Ficou surpreso com o ato de se abaixar e apanhar aquela margarida raquítica daquele canteiro sujo, abandonado e cheio de mato daquela praça sem vida e sem cor daquela cidade da qual não fazia mais a menor questão de lembrar o nome.
Estava só naquele momento.
E naquele instante, ao ver de perto a flor pálida e tão pequena, a margarida insignificante que oscilava sob aquele vento glacial de  fim de outono, julgou que já havia feito muito por todos, por si mesmo e, quem sabe até, por este mundo.
Porque pensou assim: eu sou capaz de olhar a beleza e não me emocionar, eu sou capaz de olhar a tristeza e não chorar, eu sou capaz de olhar para o céu e só achar que ele é uma imensa mancha acizentada.

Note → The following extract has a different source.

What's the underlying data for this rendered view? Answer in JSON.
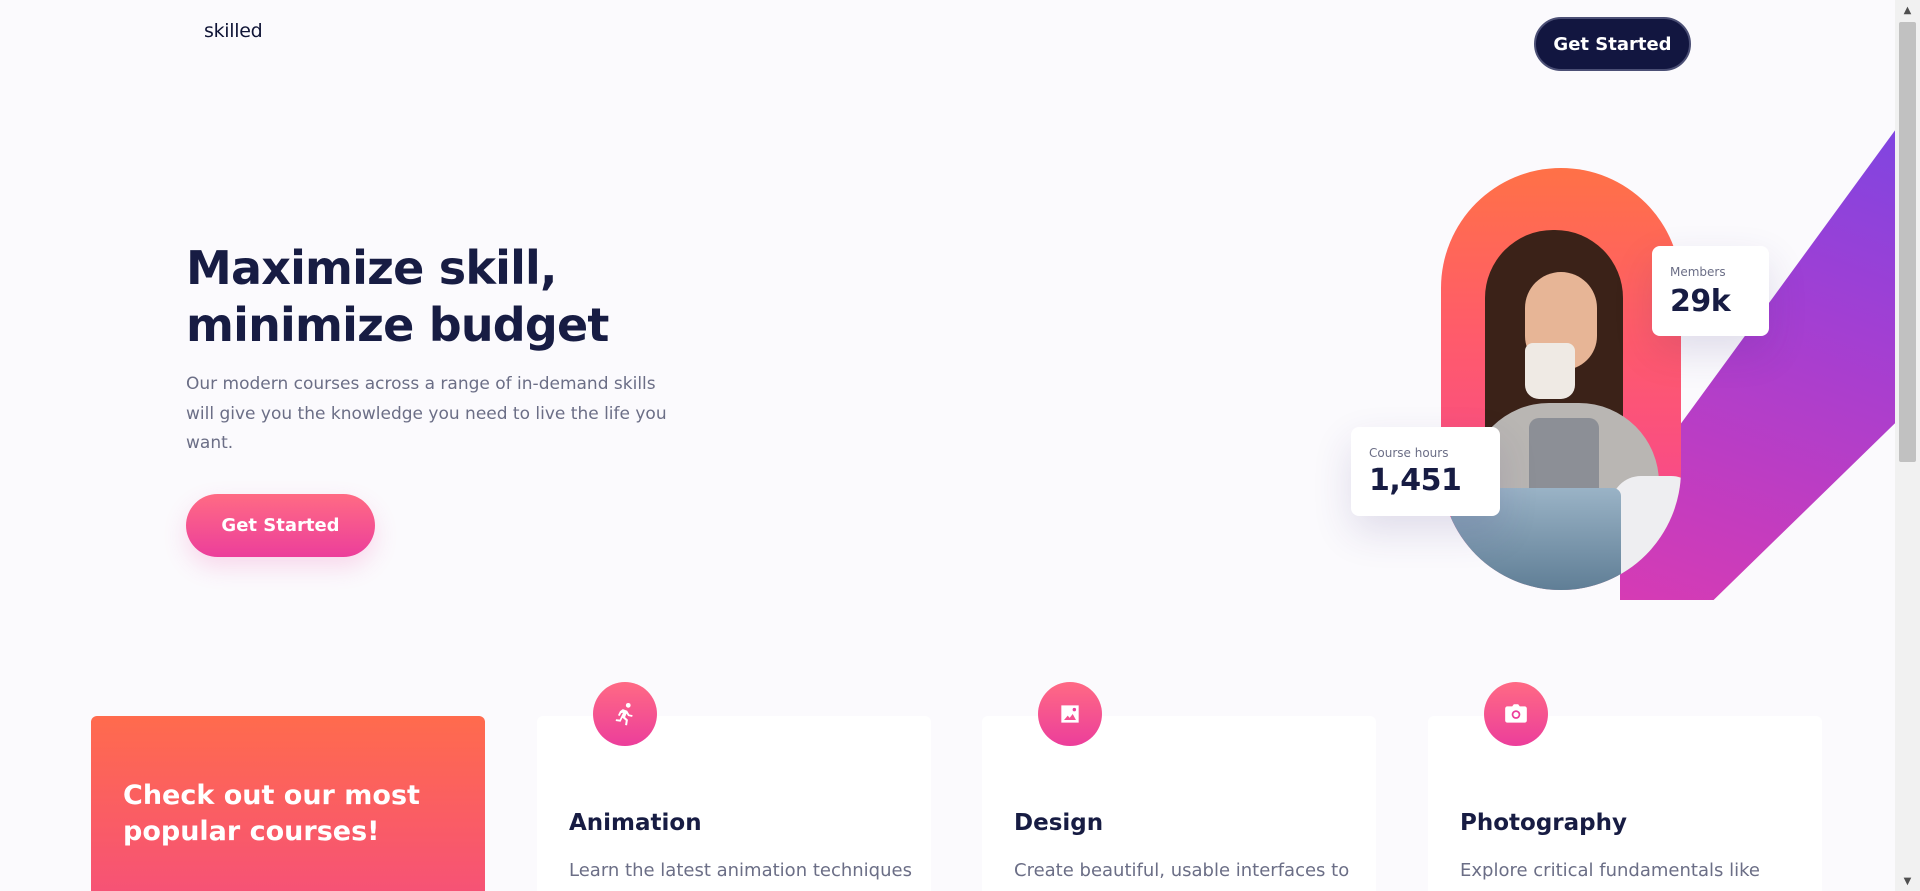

Porque pensou assim, jogou fora a flor sem graça e seguiu andando no meio daquele canteiro tomado pelas ervas daninhas daquela praça perdida num canto qualquer, sem crianças, sem cães, sem brinquedos, nem gritos ou latidos.
Porque pensou assim, balançou a cabeça e atravessou a rua. 
Do outro lado, no bar da esquina, tomou a quinta cachaça daquela manhã.
Estava curado do desasossego.
Pelo menos por enquanto.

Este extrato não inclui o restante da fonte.